I had a close friend for over 30 years.
I watched him betray friends, wives, and business associates, but
we remained friends because he was bright, charming, and relieved
my insecurities by telling me how terrific I was. When it finally
suited his purpose, he betrayed me. It took me over a year to come
to terms with the fact that I had known what he was all along, but
chose to ignore it.
To segue back to the subject of investing,
every time I drag out that chart of the S&P 500 relative to its
normal P/E range, I get some mail telling me that this valuation
method no longer applies, that I should be more open-minded and up-to-date
in my thinking. Projected Earnings Growth (PEG) is now the appropriate
way to value a stock. Why is PEG now "the thing"? Because it gives
us a seemingly rational justification to do what we want to do. Long-term
investors do, after all, need some reason to buy a stock with a P/E
of 200.
The flaw in the PEG rationale is that
nothing goes on forever, and PEG only works with high P/E stocks
when there is a glut of money in the market that pushes stocks out
of normal valuation ranges. You can't draw a straight, up trending
line into the future and consider that it will never be broken. As
technicians, we draw trend lines, but we EXPECT that they will eventually
be violated; however, the majority of investors are not technicians,
nor are they critically analytical about their investment decisions.
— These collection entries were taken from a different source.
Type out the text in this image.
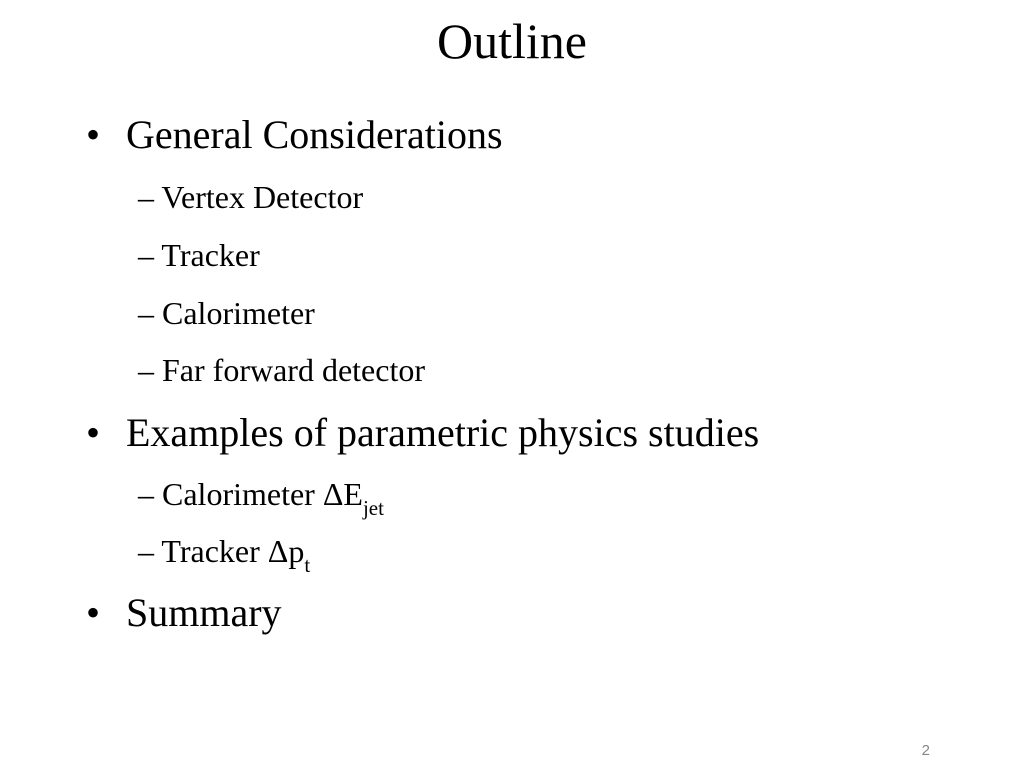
Outline
• General Considerations
– Vertex Detector
– Tracker
– Calorimeter
– Far forward detector
• Examples of parametric physics studies
– Calorimeter $\Delta E_{jet}$
– Tracker $\Delta p_t$
• Summary
2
They listen to and trust the investment industry sales machine, which
tells them not to worry, the stock market always goes up. This is
what they want to hear. Someday they will look at their bombed-out
portfolios and ask, "What about PEG?" The answer will be, "It was
a lie."
Shifting one's investment approach to
fit current conditions is sensible and is best accomplished by following
price trends. As technicians we can do that without much heartburn
about how stocks are being valued by fundamental analysts, but I
still look to the normal P/E range as a guide to how well prices
are being supported by fundamentals. In my opinion, the fact that
prices are far beyond the normal range set by traditional valuation
methods is not the announcement of a "new paradigm" for long-term
investing, it is a red flag that risk is high and a warning of serious
trouble ahead.
While we technicians use different (and
I think better) analysis tools, we are also vulnerable to (and guilty
of) filtering out evidence that does not support what we want to
do. Technical indicators are never unanimous in their message, so
part of our task is to ignore those that are not telling the truth.
Unfortunately, it is at this point that we are vulnerable to losing
our objectivity, and may choose to believe the wrong indicators in
order to support the scenario we prefer. The way to protect ourselves
from this is to use a disciplined system to enter and exit positions.
Just as we use a stop loss to exit, we have a set of rules we use
to open a position. Replace denial with discipline.